Part D — where the three numbers go

None of the three bodies calls MetricStore::addMetric directly (their disasm is clean of addMetric/MetricStore). Their outputs:

  1. DMAMetricsImpl::print → a libfort ASCII grid to the Logger at INFO. Purely human-readable; the machine-consumable DMA counters that reach the NEFF live in the separate DMAReport / HBMUsage passes and the MetricStore (in-flight sibling 8.47). print is the operator-facing mirror of those buckets. STRONG.
  2. PerformanceProfiler::runProfile → two INFO reload/spill lines, the DDRTransferBytes llvm::TrackingStatistic (-stats), and the MemEffcy float written back onto Module::getDMAProfile()+112 — carried on the DMA-profile object later serialization passes read. STRONG.
  3. LoadCloning load_profile/aif → not a metric; an internal decision input that drives load cloning + clustering inside the separate_load_and_compute family. It mutates the IR (clones loads), which then changes the inst-counts the report passes and PerfSim subsequently measure. CONFIRMED/STRONG.
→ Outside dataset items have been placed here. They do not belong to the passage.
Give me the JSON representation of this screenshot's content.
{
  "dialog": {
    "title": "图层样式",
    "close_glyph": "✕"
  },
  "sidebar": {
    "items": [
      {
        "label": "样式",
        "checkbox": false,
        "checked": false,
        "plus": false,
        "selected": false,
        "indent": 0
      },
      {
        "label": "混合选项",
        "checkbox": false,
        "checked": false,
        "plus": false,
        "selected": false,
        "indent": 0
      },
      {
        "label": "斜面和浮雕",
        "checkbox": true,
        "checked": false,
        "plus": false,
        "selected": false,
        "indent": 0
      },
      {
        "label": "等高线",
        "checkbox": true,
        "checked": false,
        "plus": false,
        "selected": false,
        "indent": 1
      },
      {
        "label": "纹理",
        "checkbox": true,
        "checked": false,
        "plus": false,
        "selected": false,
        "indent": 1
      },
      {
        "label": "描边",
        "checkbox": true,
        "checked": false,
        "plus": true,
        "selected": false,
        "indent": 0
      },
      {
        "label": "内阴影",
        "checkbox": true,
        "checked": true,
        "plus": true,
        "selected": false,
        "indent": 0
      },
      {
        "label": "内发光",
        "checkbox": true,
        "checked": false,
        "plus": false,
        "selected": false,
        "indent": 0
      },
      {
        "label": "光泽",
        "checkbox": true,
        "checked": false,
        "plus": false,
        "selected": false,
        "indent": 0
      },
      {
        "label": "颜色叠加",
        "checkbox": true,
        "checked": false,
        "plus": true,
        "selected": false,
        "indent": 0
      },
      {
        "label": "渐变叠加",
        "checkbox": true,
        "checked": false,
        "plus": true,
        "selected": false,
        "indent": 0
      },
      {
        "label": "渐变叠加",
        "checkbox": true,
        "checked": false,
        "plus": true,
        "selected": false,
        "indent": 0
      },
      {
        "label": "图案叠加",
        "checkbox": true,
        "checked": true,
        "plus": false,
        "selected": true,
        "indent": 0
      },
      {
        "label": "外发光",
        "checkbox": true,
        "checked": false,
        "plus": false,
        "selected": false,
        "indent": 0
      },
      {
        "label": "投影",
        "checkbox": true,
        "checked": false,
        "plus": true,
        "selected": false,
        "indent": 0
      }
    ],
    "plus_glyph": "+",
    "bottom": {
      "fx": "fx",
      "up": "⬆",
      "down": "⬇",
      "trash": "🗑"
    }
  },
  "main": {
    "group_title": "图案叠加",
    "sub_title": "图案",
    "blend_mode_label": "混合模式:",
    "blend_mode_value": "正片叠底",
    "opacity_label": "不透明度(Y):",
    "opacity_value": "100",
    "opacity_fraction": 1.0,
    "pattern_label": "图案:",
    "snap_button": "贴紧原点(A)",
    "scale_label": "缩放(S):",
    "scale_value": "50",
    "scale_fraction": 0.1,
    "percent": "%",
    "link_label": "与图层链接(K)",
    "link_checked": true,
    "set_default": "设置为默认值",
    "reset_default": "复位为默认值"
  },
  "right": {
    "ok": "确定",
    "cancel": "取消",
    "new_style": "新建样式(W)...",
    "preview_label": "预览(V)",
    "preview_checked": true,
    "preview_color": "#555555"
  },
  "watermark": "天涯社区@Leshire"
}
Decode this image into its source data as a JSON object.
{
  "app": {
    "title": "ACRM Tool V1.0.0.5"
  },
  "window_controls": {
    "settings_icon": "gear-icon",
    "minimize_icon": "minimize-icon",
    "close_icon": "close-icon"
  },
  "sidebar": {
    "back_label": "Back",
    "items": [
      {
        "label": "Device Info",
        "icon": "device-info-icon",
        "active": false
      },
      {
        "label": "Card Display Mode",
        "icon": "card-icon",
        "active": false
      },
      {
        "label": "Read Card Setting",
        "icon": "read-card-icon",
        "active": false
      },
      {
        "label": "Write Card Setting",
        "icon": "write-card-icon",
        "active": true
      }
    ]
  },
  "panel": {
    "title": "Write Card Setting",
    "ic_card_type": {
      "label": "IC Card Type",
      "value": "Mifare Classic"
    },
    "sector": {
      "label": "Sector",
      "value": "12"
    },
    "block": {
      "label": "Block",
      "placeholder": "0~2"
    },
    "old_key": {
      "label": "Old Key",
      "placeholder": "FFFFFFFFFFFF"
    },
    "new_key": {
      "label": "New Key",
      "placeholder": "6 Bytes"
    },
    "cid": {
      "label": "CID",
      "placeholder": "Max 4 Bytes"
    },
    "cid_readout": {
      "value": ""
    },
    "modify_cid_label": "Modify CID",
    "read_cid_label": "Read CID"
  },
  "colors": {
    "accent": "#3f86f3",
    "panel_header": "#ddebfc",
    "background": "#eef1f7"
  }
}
Net loop: LoadCloning(aif) shapes the IR → PerfSim + DMAReport + PerformanceProfiler measure the result → MetricStore collects the scalars → the PGA autotuner re-tunes. DMAMetrics::print and the PerformanceProfiler DEBUG records are the human-readable observability layer over that loop. STRONG.


Reimplementation checklist

  • DMAMetrics counts instances, not bytes. Bucket each Copy/Cast DMA into {Copy|Cast} × {Fast|Slow} × {SR|IO} and increment by +1; slow-shape = (AP[0].num_elems & 0xF) != 0; descriptor count is a >0 presence guard. No byte accumulator exists in updateCopyCastDMA.
  • The headline percentage is 100 × (DGE-or-slow count +0xC4) / (DGE-family count +0xC0), -1.0 if the denominator is zero. The +0xC8 twin is a dead write.
  • Only the "main" function of each module is visited; the whole pass runs in the DMAMetricsImpl ctor and prints once.
  • PerformanceProfiler is the byte-summing roofline: MemEffcy = DDRTransferBytes / IOTensorBytes, both via partitions × bytes_per_partition. It is distinct from PerfSim (cycles vs. traffic) and writes MemEffcy back to getDMAProfile()+112.
  • load_profile is a LoadCloning member, not a profiler field. aif = sum(get_arithmetic_ops over users) / get_num_bytes(load); get_num_bytes is the same partitions × bytes_per_partition model. Loads above the aif threshold become clone candidates clustered by shared memlocs.